Unreinforced Masonry in Low Seismic Regions

Unreinforced Masonry in Low Seismic Regions

(OP)
Hi guys,

Does anyone detail unreinforced mansonry these days?

I am situated in what is "believed" to be a low seismic region of the world where alot of internal partitions are generally unreinforced masonry.  

The thing is, 1000km south of where I practice, a rogue Earthquake struck a mining port and killed a relatively high number of people from unreinforced masonry collapse, considering the population of the township and magnitude of the Earthquake.  Similarly, this town was also located in a low seismic zone according to the Earthquake code at the time.

Is it good practice to detail nominal reinforcement for internal partitions, just to prevent collapse and hold the wall vertical in the event of an Earthquake?

RE: Unreinforced Masonry in Low Seismic Regions

My first thought would be, what do the codes say?  

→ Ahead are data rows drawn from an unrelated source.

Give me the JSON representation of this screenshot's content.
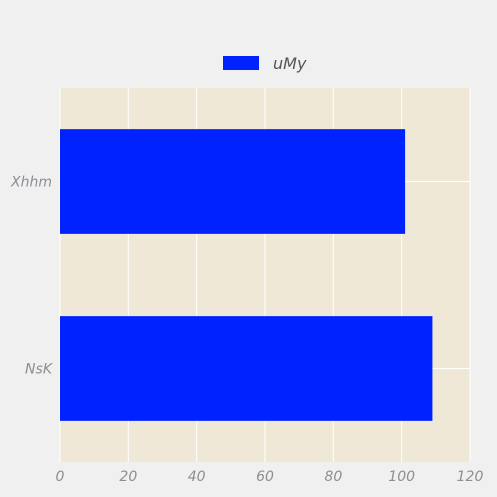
{
  "chart_data": {
    "type": "bar",
    "orientation": "horizontal",
    "categories": [
      "NsK",
      "Xhhm"
    ],
    "series": [
      {
        "name": "uMy",
        "values": [
          109,
          101
        ],
        "color": "#0022ff"
      }
    ],
    "xlim": [
      0,
      120
    ],
    "x_ticks": [
      0,
      20,
      40,
      60,
      80,
      100,
      120
    ],
    "grid": true,
    "legend_position": "top-center",
    "colors": {
      "background": "#f0f0f0",
      "plot_background": "#efe8d7",
      "grid": "#ffffff",
      "tick_text": "#8a8f94",
      "legend_text": "#555555"
    }
  }
}
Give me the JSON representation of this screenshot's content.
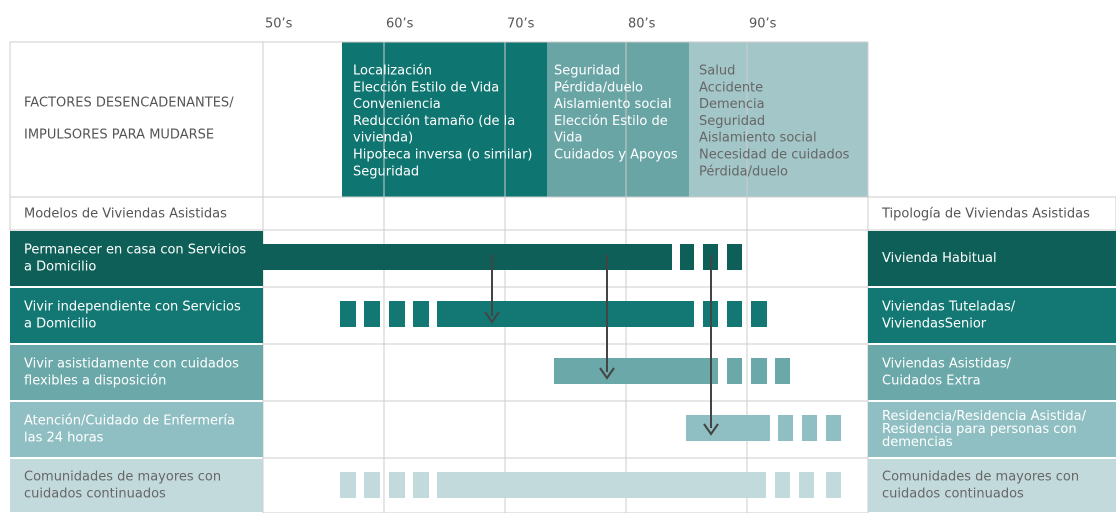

For instance, the UK would be deemed a 'low seismic region' although we do occasionally have earthquakes.  The magnitude is pretty low with most structural damage being fairly superficial (chimney pots, roof tiles etc).  I can't think of any building collapses due to an earthquake.  

In the UK most masonry buildings are pretty small and as such are unreinforced.  I have only designed one reinforced masonry building and that was because the client wanted no internal walls hence no returns.

If you are concerned about it, and its similarity to this other township I would discuss with the client.  Raise the safety concerns you have.   Are you happy designing something that you feel could endanger life, especially if you have evidence to support that.

But, on the other hand who is going to pay for it?

RE: Unreinforced Masonry in Low Seismic Regions

Where are you designing for?
No one wants an Engineer to come in and spend lots of money engineering a system that doesn't match what is typically done in that area.  On the other hand, no engineer wants to contribute to mass damage that occurs to an area because the locality doesn't have effective building codes.
My preference is a ductile failure but I would have a problem imposing that preference on a client that doesn't want to spend the extra money for something that is not likely needed.

RE: Unreinforced Masonry in Low Seismic Regions

No reason not to use unreinforced masonry in low seismic.